If the authors should get paid and not have their work illegally downloaded, just like the musicians shouldn't have their music illegally downloaded, then the photographers and celebrities whose pictures are slathered all over the net should get a cut, too.
"But Brad Pitt makes so much, he won't miss it. It's only one picture."
Maybe, but when over 200 people are sharing that picture, then that's 200 chances for him to be paid. Think about it this way, if you have a book to sell and you sell 3 copies, but 3000 are pirated, then that's a LOT of royalties you've been gypped out of. See the point. Unfortunately for Roni, she paid the hard way. But she was nice enough to send out a warning. If you post those pictures, doesn't matter if you have a disclaimer, doesn't matter if you do take them down... you can get into a lot of trouble. In the terms of the book pirates, they get the take down notices all the time. They take down the work for a day, maybe a week, then WHAMO put them right back up. Why? Because someone requested the book. And it's a tough economy and we all have to help each other. And it doesn't matter if the royalties from that book help you feed your kids. What matters is that the person who is illegally downloading your book can spend their money on food for their kids rather than wasting it on your book.

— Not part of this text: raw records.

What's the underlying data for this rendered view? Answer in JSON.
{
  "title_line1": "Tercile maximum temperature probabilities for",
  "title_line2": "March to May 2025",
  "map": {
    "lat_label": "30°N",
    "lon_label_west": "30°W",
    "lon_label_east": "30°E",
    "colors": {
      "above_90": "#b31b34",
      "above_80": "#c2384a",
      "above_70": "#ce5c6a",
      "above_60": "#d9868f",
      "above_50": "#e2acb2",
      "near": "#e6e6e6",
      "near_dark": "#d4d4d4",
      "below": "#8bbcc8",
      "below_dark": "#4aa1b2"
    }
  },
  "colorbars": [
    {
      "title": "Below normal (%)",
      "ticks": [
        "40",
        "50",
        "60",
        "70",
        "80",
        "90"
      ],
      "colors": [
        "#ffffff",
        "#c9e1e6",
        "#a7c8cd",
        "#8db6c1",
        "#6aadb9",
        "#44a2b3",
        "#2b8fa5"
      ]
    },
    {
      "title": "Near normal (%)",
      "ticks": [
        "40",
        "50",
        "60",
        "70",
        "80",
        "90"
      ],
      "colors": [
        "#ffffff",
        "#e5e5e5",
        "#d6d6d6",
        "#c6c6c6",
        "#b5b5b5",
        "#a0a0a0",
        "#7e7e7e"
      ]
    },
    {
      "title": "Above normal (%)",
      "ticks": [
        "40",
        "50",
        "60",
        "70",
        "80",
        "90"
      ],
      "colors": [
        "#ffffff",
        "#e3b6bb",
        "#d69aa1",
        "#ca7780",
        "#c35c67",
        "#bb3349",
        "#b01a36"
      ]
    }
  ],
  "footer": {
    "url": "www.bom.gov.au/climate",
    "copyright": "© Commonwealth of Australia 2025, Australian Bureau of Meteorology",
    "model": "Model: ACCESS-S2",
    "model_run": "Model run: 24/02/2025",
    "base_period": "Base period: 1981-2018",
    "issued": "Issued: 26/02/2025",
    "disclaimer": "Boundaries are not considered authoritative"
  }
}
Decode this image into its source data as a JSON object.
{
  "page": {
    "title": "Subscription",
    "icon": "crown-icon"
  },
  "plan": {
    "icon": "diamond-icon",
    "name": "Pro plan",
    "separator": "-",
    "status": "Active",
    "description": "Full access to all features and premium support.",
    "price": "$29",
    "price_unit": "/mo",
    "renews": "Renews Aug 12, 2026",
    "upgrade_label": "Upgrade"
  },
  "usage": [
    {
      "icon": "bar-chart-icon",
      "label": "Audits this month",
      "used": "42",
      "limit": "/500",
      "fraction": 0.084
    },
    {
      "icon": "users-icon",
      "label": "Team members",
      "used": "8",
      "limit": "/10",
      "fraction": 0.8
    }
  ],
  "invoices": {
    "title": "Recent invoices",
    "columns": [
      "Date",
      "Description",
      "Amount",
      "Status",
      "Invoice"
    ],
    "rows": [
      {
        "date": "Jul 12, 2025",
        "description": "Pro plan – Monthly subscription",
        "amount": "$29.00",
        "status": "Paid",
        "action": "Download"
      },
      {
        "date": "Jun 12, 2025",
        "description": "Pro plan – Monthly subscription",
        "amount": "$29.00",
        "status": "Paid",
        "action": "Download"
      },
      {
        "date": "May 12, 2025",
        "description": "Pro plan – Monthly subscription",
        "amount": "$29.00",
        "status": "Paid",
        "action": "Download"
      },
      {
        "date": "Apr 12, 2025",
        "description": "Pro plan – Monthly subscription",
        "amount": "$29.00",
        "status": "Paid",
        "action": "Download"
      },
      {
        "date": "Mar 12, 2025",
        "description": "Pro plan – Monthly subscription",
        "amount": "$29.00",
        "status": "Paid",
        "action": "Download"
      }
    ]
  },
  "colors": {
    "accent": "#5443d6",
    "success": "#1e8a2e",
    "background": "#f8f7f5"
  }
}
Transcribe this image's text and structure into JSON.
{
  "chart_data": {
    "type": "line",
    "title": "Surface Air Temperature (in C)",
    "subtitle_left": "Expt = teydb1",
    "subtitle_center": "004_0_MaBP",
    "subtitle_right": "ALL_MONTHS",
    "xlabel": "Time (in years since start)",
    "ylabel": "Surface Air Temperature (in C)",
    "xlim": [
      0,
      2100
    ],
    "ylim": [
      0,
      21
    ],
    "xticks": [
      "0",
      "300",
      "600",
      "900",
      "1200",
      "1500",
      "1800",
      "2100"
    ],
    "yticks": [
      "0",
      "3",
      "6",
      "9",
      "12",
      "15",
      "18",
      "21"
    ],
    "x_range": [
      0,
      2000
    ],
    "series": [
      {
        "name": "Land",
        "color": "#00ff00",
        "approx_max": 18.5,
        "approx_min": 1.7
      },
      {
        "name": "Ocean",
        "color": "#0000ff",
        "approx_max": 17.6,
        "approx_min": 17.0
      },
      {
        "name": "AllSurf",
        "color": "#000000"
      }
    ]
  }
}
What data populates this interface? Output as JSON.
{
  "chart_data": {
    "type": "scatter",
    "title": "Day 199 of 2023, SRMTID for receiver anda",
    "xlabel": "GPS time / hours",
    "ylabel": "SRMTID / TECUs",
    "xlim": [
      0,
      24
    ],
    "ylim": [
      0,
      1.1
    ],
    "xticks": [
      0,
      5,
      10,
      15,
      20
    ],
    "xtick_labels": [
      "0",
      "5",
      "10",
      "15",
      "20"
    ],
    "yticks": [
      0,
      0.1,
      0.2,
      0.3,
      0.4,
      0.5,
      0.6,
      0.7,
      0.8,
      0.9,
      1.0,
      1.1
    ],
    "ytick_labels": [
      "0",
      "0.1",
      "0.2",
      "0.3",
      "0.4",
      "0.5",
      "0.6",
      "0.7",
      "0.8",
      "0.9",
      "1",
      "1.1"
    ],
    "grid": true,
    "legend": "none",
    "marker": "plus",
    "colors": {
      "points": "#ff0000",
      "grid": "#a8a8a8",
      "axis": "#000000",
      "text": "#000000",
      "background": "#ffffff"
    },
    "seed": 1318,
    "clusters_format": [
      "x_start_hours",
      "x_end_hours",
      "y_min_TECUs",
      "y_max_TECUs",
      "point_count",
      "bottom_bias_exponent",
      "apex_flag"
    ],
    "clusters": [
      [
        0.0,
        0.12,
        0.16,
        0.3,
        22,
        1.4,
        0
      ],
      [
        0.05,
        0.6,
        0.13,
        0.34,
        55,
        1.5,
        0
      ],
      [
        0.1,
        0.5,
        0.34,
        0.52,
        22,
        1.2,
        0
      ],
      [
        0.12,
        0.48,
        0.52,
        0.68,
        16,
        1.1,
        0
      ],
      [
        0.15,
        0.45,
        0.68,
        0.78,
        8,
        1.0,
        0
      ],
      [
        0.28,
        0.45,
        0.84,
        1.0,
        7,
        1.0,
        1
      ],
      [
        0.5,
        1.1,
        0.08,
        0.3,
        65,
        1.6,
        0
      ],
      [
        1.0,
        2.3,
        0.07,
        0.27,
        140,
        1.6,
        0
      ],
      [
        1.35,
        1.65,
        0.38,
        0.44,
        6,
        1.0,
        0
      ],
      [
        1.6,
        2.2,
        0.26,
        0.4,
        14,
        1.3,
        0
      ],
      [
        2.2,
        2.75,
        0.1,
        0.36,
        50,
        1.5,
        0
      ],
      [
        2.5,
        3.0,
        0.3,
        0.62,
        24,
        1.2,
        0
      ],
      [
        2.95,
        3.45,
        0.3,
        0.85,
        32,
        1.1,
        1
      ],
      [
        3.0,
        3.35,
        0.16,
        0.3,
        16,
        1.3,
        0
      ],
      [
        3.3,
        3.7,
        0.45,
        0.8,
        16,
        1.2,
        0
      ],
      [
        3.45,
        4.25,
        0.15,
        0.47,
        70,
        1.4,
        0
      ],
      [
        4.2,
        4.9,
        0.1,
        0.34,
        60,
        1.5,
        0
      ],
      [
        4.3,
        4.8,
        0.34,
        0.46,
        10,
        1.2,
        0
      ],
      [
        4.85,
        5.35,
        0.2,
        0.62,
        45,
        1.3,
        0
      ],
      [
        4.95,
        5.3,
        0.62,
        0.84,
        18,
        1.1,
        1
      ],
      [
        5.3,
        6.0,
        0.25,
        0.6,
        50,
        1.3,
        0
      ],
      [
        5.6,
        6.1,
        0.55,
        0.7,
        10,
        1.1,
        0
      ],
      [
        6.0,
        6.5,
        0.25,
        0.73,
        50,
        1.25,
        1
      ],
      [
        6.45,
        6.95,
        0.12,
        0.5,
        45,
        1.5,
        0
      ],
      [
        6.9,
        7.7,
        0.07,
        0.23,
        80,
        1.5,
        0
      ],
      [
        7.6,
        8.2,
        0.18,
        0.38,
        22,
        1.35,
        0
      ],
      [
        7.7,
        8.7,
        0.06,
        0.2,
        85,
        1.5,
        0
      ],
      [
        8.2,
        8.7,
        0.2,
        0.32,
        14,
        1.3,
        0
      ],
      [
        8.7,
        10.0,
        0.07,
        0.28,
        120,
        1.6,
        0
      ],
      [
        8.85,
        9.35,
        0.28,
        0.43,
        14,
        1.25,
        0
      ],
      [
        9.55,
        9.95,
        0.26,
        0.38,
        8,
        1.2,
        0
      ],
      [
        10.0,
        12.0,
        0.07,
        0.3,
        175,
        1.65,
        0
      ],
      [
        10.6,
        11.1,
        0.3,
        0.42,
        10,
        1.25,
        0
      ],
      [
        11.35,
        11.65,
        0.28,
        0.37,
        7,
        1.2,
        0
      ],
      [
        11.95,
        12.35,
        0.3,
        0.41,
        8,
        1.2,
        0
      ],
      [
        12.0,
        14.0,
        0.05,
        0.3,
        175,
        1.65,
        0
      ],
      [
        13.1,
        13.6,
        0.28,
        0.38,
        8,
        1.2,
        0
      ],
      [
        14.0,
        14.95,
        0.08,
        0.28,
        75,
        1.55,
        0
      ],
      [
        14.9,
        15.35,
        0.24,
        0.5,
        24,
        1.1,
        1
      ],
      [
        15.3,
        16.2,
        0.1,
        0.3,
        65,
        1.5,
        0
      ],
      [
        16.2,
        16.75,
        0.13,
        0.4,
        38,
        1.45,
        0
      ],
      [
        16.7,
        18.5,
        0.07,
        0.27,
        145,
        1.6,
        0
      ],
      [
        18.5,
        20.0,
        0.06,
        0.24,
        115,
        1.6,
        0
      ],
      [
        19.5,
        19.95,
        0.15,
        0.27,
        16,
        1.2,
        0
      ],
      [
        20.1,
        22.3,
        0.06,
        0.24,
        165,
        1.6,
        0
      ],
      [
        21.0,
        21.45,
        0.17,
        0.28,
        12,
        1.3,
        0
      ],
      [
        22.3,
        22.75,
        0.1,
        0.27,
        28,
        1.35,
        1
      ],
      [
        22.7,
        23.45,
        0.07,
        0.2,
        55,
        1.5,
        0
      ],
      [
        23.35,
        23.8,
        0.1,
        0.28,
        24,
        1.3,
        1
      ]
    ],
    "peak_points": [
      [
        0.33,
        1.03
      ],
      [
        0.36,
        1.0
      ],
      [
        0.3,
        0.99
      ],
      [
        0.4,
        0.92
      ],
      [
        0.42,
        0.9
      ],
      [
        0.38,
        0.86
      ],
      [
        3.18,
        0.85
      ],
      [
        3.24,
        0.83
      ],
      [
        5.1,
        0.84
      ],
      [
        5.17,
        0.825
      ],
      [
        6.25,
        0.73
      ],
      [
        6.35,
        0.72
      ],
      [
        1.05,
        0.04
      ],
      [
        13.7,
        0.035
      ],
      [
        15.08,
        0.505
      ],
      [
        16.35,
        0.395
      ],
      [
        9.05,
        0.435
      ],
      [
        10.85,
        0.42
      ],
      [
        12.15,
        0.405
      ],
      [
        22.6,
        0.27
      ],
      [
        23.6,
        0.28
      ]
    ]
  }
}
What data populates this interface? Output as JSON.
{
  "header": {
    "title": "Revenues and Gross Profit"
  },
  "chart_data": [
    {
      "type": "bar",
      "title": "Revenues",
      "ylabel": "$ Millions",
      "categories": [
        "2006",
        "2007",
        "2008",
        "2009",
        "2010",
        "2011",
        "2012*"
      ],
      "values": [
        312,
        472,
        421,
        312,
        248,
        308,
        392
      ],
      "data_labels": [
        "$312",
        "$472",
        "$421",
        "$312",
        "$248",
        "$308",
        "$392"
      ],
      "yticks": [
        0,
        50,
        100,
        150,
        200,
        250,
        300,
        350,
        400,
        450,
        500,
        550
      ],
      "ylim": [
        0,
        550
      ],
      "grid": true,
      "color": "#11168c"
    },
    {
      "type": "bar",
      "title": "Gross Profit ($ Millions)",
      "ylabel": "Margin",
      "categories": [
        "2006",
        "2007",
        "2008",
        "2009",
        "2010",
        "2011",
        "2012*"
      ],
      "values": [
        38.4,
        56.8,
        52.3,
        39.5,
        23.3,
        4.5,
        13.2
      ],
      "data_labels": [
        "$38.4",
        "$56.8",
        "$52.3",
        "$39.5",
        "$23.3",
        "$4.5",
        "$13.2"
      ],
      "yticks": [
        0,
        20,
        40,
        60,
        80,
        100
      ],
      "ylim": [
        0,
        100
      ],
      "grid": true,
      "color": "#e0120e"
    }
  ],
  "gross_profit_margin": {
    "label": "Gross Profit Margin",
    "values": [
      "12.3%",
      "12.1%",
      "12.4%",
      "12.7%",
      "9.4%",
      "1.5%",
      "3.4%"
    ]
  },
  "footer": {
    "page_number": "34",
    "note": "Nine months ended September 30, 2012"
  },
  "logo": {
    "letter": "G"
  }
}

Skewed logic, don't you think?
So here's the meat of this post: we stopped the Saturday Hotties and the Hump Day pictures. We're replacing them with things that are better - authors who want to show you what they've written, their random displays of hotness through their covers and their videos. Is that too much to ask to allow for the change? Maybe, but that's how it's got to be.
Thank you for enjoying the maleness and the hotness. Trust me, hottie hunting was a lot of fun. But I see the photographers point of view. I don't want my work pirated. so thank you and please keep enjoying the Menagerie. We've got some really cover art hotness coming up and some fabulous authors, too!